Shram Shakti Niti 2025 aims to:

  1. Ensure financial sustainability through a Labour Reforms Fund pooling resources from government and private stakeholders.
  2. Facilitate citizen outreach by integrating labour services with digital platforms like UMANG and DigiLocker.
  3. Promote public-private partnerships and evidence-based policy making.
  4. Advance social justice by formalizing informal workers, expanding social security coverage, and fostering ethical labour standards.
  5. Foster financial sustainability through the establishment of a Labour Reforms Fund, pooling resources from both government and private sector for long-term social security financing.
  6. Enable citizen-centric service delivery by linking labour welfare schemes to digital platforms like UMANG and DigiLocker, ensuring ease of access and transparency for workers and employers.
  7. Promote public-private partnerships and evidence-based policymaking to dynamically address labour market challenges and optimize resource allocation.
  8. Advance social justice by formalizing informal workers, expanding universal social security coverage, and promoting ethical labour standards.
CHALLENGES
  1. Regulatory Inertia: Historic fragmentation of labour governance across ministries and states makes coordinated reform difficult.
  2. Implementation Gaps: Limited institutional capacity at state and district levels risks slow and uneven policy delivery.
  3. Digital Divide: Unequal digital access hinders universal adoption of technology-driven schemes among rural and informal workers.
  4. Data Privacy and Security: Balancing digital integration with robust protection of worker data remains a critical challenge.
  5. Formalization Barriers: Large informal workforce and informal employment arrangements complicate registration and social security coverage.
  6. Stakeholder Coordination: Aligning efforts among central, state agencies, social partners, and private sector requires robust mechanisms.
  7. Capacity Building: Labour department officials and entities need continuous training on new digital systems and compliance protocols.
  8. Sustained Funding: Ensuring long-term financial resources to support universal social security and ongoing reform initiatives.
WAY FORWARD
  1. Strengthen Institutional Capacity: Enhance skills, staffing, and resources across all levels of labour governance for effective implementation.
  2. Expand Digital Literacy and Access: Invest in infrastructure and training to bridge digital divides, facilitating technology-enabled service delivery.
  3. Develop Robust Data Governance: Implement privacy-by-design principles, conduct impact assessments, and establish grievance redressal frameworks.
  4. Promote Formalization Incentives: Offer fiscal benefits and streamlined compliance to encourage informal enterprises and workers to formalize.
  5. Establish Multi-Stakeholder Forums: Engage workers, employers, experts, and civil society in continuous policy dialogue and feedback loops.
  6. Leverage Public-Private Partnerships: Collaborate with technology providers, training institutions, and financial services to enhance scheme reach and impact.
  7. Ensure Financial Sustainability: Create dedicated Labour Reforms Funds supplemented by government and private sector contributions.
  8. Monitor, Evaluate, and Adapt: Use real-time data analytics, independent evaluation indices, and outcome-focused reviews to refine policy measures continuously.
AMLEGALS REMARKS

Shram Shakti Niti 2025 represents a transformative shift in India’s labour governance landscape, balancing the imperatives of worker welfare, enterprise growth, and technological innovation. By fostering an inclusive, resilient, and future-ready workforce, it lays the foundation for fulfilling India’s aspiration of becoming a global leader in ethical and sustainable employment by 2047.

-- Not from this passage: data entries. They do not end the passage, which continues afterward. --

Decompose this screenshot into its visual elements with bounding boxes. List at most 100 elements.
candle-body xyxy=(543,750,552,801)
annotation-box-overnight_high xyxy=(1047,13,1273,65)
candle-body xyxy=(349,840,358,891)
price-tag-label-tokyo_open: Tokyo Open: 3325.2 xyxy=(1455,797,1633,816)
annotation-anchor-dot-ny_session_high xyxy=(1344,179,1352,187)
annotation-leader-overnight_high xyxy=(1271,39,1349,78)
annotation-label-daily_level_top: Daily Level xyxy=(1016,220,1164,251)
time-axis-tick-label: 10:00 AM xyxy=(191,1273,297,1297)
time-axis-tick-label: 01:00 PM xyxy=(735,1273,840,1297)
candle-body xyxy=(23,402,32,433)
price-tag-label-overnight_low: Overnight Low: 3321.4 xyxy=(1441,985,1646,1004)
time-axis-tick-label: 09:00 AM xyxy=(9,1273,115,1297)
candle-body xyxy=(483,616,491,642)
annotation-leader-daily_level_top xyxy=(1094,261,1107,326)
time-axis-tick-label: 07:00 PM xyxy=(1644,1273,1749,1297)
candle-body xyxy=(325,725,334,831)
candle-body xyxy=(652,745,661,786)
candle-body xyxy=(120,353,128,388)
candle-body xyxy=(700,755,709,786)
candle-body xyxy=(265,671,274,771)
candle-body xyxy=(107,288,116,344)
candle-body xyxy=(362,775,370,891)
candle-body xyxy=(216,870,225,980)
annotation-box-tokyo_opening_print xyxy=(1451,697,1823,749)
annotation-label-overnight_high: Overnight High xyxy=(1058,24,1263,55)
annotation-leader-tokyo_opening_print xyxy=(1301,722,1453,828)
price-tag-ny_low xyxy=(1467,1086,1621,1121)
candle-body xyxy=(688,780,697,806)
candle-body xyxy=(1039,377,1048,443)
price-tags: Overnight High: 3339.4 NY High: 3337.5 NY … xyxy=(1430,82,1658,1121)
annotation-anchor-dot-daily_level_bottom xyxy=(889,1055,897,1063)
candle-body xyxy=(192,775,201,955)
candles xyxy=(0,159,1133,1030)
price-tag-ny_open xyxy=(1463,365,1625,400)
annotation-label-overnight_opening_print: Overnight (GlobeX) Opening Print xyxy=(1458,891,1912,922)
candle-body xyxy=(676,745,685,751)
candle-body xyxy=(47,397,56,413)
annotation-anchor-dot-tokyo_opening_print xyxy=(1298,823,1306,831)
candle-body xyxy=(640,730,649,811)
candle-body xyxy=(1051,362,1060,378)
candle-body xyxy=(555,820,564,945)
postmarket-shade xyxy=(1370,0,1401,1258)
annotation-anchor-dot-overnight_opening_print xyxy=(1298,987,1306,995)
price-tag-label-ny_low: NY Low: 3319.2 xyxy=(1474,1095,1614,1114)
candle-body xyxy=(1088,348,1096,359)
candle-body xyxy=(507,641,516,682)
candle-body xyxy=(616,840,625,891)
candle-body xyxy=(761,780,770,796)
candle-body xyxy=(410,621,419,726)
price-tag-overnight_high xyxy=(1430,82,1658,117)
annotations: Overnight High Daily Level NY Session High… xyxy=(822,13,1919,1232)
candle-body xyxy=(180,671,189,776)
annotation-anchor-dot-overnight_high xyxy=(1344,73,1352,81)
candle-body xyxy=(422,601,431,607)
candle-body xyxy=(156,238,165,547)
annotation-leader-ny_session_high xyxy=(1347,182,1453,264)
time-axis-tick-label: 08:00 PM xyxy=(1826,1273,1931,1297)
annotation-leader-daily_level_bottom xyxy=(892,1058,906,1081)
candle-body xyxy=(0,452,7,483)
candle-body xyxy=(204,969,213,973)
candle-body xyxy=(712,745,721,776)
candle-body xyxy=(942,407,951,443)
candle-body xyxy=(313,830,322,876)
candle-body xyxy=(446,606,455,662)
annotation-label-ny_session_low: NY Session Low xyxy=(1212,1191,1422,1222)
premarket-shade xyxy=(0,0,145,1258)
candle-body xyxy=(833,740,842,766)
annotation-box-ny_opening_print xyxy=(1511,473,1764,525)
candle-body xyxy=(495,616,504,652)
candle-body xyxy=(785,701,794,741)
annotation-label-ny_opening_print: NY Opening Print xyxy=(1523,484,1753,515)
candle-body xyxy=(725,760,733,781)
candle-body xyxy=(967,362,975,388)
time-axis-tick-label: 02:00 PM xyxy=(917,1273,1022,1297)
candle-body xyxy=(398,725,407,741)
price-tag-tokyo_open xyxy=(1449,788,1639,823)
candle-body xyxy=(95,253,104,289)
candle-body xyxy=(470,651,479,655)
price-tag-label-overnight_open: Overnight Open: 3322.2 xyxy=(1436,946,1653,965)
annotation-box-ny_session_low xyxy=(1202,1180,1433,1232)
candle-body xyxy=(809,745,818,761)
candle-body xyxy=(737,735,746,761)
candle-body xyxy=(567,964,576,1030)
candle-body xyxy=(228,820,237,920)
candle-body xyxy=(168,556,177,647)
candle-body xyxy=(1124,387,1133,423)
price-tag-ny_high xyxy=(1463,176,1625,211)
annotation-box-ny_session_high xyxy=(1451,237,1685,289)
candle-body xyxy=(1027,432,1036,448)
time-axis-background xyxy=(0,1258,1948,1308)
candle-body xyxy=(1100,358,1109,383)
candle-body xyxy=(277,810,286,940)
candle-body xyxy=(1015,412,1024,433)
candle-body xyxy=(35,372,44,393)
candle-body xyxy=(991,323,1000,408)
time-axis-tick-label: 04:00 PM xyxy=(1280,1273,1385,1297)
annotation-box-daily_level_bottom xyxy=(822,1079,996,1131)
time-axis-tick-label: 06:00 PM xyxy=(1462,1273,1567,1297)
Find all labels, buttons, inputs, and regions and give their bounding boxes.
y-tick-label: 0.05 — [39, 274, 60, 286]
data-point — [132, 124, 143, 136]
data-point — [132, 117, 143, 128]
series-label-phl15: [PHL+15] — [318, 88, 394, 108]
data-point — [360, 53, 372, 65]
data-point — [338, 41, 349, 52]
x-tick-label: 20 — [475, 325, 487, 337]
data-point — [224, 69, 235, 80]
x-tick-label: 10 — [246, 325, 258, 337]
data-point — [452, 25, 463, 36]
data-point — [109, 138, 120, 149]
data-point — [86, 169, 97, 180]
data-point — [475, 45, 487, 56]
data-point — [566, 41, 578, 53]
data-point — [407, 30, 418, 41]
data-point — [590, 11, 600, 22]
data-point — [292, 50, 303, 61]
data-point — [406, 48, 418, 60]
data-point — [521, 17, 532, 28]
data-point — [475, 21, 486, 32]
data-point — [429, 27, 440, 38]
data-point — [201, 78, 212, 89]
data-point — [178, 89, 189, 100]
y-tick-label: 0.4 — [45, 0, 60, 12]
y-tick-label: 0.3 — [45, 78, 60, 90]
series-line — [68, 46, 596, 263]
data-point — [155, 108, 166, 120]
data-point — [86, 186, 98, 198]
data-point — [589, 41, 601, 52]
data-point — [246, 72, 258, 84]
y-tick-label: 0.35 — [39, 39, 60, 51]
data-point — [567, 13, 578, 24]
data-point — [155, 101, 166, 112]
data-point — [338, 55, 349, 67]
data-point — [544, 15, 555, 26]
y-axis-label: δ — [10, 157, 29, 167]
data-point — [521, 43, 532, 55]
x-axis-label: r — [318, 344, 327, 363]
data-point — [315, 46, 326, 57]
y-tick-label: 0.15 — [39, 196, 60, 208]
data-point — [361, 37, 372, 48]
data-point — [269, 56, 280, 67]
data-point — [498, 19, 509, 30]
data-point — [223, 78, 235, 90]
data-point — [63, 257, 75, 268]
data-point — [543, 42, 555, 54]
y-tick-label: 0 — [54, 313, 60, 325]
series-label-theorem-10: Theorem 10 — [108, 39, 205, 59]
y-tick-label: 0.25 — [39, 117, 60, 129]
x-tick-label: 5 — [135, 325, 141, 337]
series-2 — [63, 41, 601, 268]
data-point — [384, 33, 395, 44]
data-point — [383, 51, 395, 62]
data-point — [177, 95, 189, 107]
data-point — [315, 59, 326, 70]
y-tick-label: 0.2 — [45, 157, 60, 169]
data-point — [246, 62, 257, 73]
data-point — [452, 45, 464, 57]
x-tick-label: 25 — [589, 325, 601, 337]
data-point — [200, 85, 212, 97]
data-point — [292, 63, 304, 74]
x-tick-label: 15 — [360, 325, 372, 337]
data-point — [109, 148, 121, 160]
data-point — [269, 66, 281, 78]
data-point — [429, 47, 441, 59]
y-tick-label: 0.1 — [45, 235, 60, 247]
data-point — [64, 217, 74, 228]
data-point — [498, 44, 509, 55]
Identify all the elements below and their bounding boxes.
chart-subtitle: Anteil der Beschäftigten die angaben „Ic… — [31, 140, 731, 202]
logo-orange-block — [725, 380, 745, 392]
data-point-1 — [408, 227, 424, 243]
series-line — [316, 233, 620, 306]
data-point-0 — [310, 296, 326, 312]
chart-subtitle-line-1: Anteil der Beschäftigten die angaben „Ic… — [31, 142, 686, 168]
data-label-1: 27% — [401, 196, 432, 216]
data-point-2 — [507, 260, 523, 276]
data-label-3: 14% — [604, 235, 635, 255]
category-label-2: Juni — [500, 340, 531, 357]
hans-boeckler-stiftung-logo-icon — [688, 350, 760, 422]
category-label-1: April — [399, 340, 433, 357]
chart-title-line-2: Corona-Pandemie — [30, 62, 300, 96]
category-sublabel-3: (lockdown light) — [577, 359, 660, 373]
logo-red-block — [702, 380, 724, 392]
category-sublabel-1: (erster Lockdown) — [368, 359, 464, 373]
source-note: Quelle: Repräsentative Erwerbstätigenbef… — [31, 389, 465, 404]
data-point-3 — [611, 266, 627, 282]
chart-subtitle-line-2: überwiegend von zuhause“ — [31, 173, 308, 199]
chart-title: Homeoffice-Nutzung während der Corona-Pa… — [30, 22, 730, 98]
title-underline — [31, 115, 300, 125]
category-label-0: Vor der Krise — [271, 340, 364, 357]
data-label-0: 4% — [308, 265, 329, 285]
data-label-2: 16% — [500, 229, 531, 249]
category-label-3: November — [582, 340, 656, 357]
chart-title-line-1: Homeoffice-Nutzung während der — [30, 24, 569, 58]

This policy marks a decisive step towards modernizing India’s labour ecosystem, emphasizing digital integration, social security for all workers, and sustainability. By fostering a culture of innovation, inclusivity, and continuous learning, Shram Shakti Niti 2025 promises to empower India’s workforce to meet the challenges of the 21st century while contributing to the nation’s broader socio-economic development goals.